Mona Kuhn
Native
By Mona Kuhn
Essay by Wayne V. Anderson
Text by Shelley Rice
Published by Steidl, September 2009
After 20 years, Mona Kuhn returned to her native country, to reinterpret her past. Photographed entirely in Brazil, mostly in the rainforest and city surroundings, Native employs the green, gold and pink underlying palette of the country. In a contrast to her previous series, Native employs nature as a mirror of her encounters with people and human emotions.

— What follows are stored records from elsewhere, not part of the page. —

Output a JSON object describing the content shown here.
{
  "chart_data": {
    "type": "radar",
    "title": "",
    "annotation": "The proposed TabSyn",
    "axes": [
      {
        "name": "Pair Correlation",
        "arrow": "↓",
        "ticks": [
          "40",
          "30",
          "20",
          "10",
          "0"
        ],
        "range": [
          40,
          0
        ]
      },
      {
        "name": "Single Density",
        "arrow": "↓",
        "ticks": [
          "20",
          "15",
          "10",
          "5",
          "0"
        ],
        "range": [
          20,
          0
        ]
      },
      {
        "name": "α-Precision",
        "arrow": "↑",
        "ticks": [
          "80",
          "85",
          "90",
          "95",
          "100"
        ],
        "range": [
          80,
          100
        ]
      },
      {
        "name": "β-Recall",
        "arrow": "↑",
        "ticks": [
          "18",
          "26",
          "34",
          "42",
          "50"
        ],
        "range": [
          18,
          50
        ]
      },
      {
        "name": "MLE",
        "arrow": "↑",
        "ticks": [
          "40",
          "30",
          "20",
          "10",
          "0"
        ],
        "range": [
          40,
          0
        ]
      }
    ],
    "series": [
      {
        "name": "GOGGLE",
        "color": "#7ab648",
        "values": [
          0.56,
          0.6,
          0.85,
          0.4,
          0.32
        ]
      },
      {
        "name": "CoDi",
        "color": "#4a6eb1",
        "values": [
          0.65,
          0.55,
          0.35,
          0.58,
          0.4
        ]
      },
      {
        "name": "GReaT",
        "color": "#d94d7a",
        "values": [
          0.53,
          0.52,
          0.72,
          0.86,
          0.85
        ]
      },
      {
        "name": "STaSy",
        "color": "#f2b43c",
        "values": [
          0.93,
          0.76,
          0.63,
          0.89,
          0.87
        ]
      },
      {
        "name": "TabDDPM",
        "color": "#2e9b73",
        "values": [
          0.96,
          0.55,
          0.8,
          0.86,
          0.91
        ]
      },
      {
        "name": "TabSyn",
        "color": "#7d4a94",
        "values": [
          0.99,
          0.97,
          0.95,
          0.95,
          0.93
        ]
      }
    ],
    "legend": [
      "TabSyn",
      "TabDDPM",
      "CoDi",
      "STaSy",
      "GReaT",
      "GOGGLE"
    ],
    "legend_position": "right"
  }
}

“This work began as a personal journey. Metaphorically, I was thinking of a bird that flies back into the forest, searching for its childhood nest. The images here are a creation of my abstracted wishes and dreams. As I was searching, instead of home, I found an empty past, just traces of it. Yet, my journey was filled with new friendships, and discoveries made along the way.” — Mona Kuhn
96 pages, 65 colour plates, 29 cm x 31 cm
Clothbound hardcover, limited is slipcased in linen, in an edition of 100
and includes a 10×10″ C print of cover image, signed and numbered by artist
ISBN: 978-3-86521-913-8
Evidence
Essay by Gordon Baldwin
Story by Frederic Tuten
Published by Steidl, 2007
Critics have observed that Mona Kuhn’s subjects seem “nude but not naked”. Completely relaxed before the camera, they give the impression that nothing could clothe them better than their own skin.” Kuhn, who photographs in the naturist or nudist community, often in domestic interiors, weaves together gestures from the traditional iconography of nude studies with the comfortable body language of her subjects, creating a visual patois at once classical and contemporary. And beneath the mellow surfaces of her photographs lies an explosive energy: the artist’s controlled play with the power of sensuality. Tension and uneasiness coexist with all that sunlight and soft flesh. The subjects and their gestures are suggestive but ultimately ambiguous. Tenuously held planes of focus provoke the imagination. Kuhn works very close to her subjects, often with a depth of field of only a few inches. Real world and image world seem to blend together as her figures unite the reality of human complexity with the blissful essence of nature. With only sparse reference to physical surroundings, they appear to float in an idyllic picture space, part of a dreamlike narrative just beyond the viewer’s comprehension. These exceptional photographs exist in a space created by the artist and subject alone–the viewer is given a single fascinating glimpse, suspended in time, and then an enduring sense of the resilience and vulnerability of the human body.
88 pages, 54 color plates
Clothbound hardcover, collector’s slipcased edition of 100
With original signed and numbered 10 x 10 Fuji Crystal Archive print
Printed by the artist, choice of front or back cover image
Price subject to change as edition sells.
Photographs
Published by Steidl, 2004
“Seeking the innermost self in her photographs, Kuhn achieves a mood of intimacy by photographing up close models she knows well. Her photographs are a product of lasting relationships built on mutual affection. In a sense, the images are based on the memory of shared experiences.” – Julie Nelson
The people in Mona Kuhn’s photographs are nude but not naked. Completely relaxed before the camera, they give the impression that nothing could clothe them better than their own skin. With a unique style, Kuhn’s intimate photographs of both young and old are sensual compositions of skin and wrinkles, light and shadow, gestures and gazes. She creates taughtly composed images which balance sharply rendered portraits against blurred backgrounds to lure the eye and provoke the imagination.